Once built, AR also makes quality checks seamless and effortless.
“When the quality department is looking to verify component placement in assembly, AR is a very quick and easy way to do that and also when they verify the work instruction in advance, it’s much quicker to do that through AR than to try to verify from traditional methods.”
Obviously, that’s just a very high-level view of what the company is doing with AR, but it’s interesting to see that the technology is making an impact in core engineering and operational workflows already.
Simplicity is the charm of augmented reality
Like Peterson mentioned briefly, the team at Lockheed Martin is capable of creating its own AR content when required — and that’s what’s so attractive about this technology.

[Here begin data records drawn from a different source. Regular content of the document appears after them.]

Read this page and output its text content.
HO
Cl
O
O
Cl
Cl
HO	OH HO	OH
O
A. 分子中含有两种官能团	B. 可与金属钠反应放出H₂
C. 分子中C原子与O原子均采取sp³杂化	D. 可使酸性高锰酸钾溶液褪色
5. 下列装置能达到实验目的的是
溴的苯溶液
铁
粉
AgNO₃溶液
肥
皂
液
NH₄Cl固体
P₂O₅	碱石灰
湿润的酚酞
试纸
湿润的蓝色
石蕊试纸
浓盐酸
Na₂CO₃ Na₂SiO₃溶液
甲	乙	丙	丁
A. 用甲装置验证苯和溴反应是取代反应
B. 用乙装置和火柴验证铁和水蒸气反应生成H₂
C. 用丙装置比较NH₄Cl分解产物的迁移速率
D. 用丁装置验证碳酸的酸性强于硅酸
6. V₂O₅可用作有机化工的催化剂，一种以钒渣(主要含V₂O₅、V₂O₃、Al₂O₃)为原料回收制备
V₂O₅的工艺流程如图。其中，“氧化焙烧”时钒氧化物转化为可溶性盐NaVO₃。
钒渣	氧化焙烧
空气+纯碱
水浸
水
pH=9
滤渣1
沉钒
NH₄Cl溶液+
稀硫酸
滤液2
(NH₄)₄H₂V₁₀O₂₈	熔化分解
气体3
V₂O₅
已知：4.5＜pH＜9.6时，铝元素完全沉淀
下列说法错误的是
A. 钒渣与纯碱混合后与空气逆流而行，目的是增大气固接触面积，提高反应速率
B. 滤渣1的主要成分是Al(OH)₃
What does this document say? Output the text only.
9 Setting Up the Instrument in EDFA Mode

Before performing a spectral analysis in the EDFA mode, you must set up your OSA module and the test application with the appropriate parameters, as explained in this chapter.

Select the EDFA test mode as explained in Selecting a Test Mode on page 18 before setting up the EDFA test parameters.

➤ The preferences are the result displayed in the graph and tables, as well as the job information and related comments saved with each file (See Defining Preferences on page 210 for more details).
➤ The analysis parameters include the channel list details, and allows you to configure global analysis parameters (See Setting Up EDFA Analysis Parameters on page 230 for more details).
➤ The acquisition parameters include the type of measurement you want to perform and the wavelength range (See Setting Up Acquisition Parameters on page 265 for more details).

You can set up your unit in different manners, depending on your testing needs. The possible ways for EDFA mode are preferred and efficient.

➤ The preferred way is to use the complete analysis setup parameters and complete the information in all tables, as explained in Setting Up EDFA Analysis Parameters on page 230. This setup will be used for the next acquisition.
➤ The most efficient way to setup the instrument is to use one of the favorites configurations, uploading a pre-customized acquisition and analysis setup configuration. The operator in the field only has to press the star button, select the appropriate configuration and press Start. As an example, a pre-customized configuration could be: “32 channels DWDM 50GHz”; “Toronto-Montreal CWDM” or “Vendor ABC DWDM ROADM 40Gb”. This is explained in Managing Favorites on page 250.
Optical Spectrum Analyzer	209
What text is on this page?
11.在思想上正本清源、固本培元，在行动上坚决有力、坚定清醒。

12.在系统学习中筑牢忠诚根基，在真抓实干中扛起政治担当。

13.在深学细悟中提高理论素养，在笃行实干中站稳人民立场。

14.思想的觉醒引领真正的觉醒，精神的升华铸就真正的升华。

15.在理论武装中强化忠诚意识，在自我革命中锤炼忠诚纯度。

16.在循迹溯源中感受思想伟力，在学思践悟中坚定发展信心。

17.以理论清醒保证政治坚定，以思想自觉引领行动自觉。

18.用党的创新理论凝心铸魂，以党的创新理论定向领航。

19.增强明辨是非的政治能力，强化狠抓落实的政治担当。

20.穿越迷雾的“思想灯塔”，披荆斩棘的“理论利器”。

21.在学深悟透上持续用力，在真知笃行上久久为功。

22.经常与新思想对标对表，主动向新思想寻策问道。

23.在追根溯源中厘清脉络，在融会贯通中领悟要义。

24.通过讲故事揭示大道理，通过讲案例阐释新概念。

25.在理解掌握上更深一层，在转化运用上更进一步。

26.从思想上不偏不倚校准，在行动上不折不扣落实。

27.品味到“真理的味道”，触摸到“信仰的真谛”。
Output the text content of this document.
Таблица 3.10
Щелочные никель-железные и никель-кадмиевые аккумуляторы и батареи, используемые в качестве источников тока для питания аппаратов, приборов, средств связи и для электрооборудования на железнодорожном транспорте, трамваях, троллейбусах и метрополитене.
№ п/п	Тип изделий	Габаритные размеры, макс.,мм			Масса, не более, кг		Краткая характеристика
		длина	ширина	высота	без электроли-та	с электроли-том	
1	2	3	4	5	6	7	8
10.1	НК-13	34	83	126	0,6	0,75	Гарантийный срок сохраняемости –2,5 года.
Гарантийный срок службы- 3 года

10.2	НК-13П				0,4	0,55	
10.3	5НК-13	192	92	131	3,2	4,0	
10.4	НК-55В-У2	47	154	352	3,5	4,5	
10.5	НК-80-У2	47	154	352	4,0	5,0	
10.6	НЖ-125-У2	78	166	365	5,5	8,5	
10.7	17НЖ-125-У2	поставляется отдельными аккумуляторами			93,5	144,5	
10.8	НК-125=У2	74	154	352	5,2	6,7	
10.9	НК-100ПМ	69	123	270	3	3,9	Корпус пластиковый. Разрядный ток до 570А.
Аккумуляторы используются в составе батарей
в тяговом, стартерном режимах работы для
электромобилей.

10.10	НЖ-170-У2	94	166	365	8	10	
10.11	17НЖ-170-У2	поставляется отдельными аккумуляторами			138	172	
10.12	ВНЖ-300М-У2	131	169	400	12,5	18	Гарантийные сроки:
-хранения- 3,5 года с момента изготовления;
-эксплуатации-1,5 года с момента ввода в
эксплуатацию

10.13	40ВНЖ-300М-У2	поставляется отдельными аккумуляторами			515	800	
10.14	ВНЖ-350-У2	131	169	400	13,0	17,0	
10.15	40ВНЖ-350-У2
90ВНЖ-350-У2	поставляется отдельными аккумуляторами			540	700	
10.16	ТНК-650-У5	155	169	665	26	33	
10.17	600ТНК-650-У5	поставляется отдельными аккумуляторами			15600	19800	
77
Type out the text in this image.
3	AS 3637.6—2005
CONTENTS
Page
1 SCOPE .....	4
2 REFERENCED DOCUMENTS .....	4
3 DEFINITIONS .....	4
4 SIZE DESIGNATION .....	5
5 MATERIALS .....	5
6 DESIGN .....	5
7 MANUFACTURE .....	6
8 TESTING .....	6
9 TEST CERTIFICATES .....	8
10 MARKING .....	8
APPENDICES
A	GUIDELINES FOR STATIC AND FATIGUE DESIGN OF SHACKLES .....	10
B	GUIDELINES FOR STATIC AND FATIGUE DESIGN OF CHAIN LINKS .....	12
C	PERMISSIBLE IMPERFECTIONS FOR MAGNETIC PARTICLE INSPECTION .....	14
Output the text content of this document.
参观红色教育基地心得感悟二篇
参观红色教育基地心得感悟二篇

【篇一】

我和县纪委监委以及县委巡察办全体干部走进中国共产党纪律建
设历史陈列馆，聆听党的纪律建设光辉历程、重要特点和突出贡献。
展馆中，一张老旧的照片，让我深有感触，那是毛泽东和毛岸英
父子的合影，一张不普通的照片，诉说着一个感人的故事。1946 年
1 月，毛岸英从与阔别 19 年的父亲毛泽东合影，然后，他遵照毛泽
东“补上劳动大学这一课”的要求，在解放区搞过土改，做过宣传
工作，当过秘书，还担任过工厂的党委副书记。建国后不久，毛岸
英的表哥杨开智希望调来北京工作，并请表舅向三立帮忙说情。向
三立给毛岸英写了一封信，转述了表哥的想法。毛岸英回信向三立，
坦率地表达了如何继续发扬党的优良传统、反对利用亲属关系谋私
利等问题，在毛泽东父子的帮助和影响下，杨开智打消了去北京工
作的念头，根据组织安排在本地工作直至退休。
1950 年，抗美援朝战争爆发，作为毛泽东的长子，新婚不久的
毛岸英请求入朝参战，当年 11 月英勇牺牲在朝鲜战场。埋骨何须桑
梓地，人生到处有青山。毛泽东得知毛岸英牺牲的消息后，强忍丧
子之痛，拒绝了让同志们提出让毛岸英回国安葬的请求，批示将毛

It doesn’t really need any new equipment, gadgets, or hardware. Operationally speaking, having Goggles make it easy but in most cases, just an app on a phone or mobile device is sufficient.
Many businesses still shy away from exploring AR because they believe that the technology is relatively new, is mostly just hype, and that there’s not enough talent available in the market to create and maintain AR applications.
To be honest, that’s a challenge that will remain, but on the bright side, since AR projects aren’t usually mission-critical, organizations can easily outsource these to agencies or freelance professionals who can bring in their expertise and deliver excellent support.
According to recent forecast from IDC, worldwide spending on AR and virtual reality (VR) will reach US$160 billion in 2023, up significantly from the US$16.8 billion expected this year.
While VR is expected to take a larger share of the pie, it doesn’t specifically indicate that the technology will make a bigger impact on businesses in the near-term: from all accounts, AR seems to be winning the popularity contest for now — and making an impact on companies such as Lockheed Martin, Apple, Snapchat, and many others.